ロウ: ちょっと待った、こいつは確か暗視機能があったはず。どうせ全部撮るんなら、試してみるだけの価値はあるっすよね。
[カメラの角度が幾度か揺れた後、暗視機能が作動し、角度が再調整される。]
ロウ: よっしゃ。
グリーン: ネズミに気を付けろ。ジェリーの話じゃ、昔はとんでもない数が巣食ってたらしい。
ロウ: うげっ。了解っす。

グリーン: とっとと済ませちまおう。建物の構造は1階と屋根裏、それに地下室? フロリダにしちゃ珍しい。 [肩をすくめ、話し続ける。] 電気は通ってないが、念のため、水がまだ流れるか確認しよう。
ロウ: 案内お願いします。
[彼らが入室した最初の部屋には家具が無く、特筆すべきものは何ら映らない。2人は巻尺で部屋の寸法を測る。]
グリーン: よし、次の部屋はこっちだ。
[グリーンが巻尺を収め、2人は部屋を横切り、ドア代わりに掛けられている朽ちた布を押して、開けっ放しの戸口を抜ける。隣も先程と同じ程度の寸法だが、散乱しているゴミから見て、この部屋は居住空間として使われていたことが伺える。]

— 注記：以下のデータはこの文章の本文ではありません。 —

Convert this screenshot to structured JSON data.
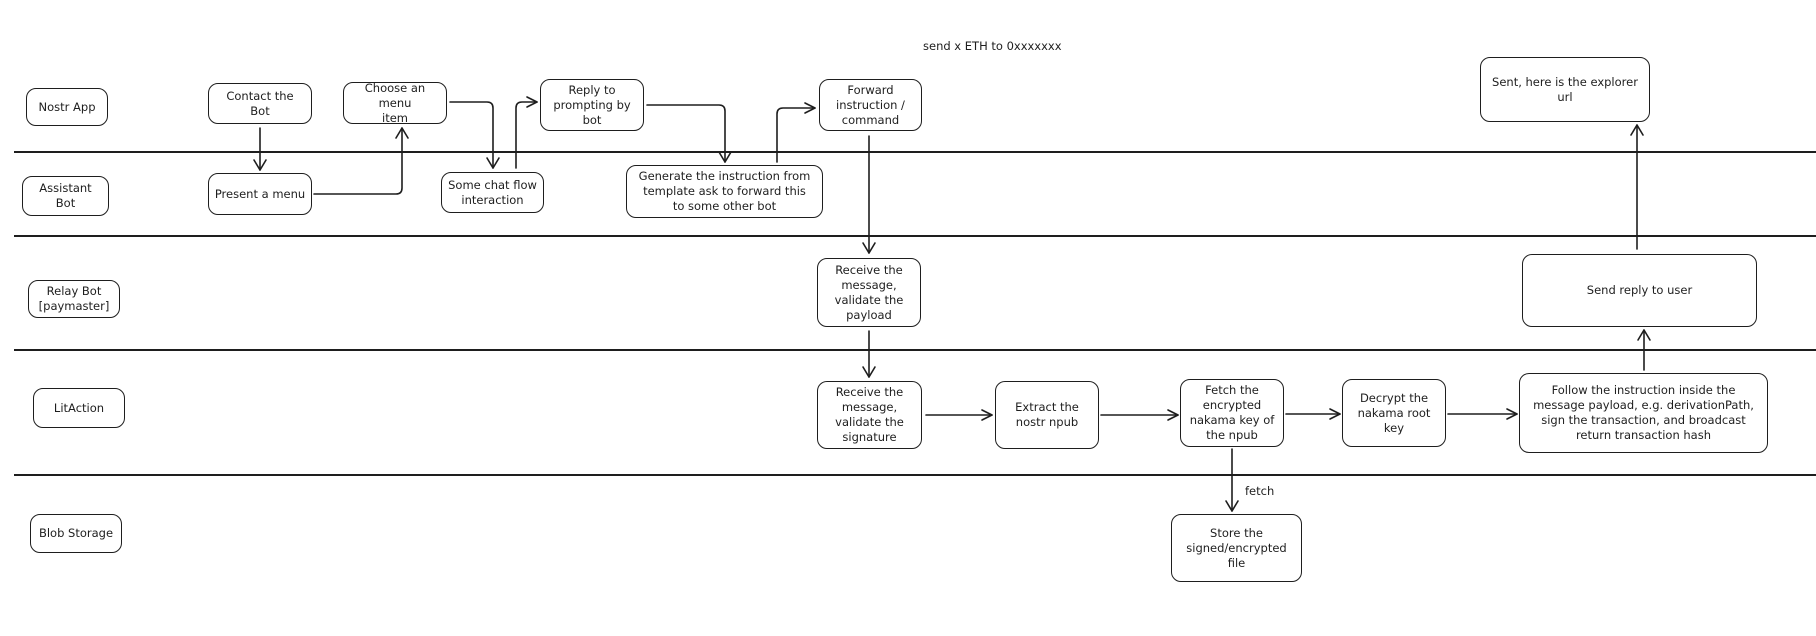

ロウ: この建物マジ — 嘘だろ、こんな所で寝てた奴がいんの?

グリーン: いいから巻尺を持て、見とれてる暇は無い。
[エージェント ロウは巻尺の端を壁に押し当て、グリーンは劣化したマットレスを踏み越えて、巻尺のもう一方の端を反対側の壁まで持っていく。ロウに近い壁の傍の床には、擦り切れた女性用衣服の小さな山がある。]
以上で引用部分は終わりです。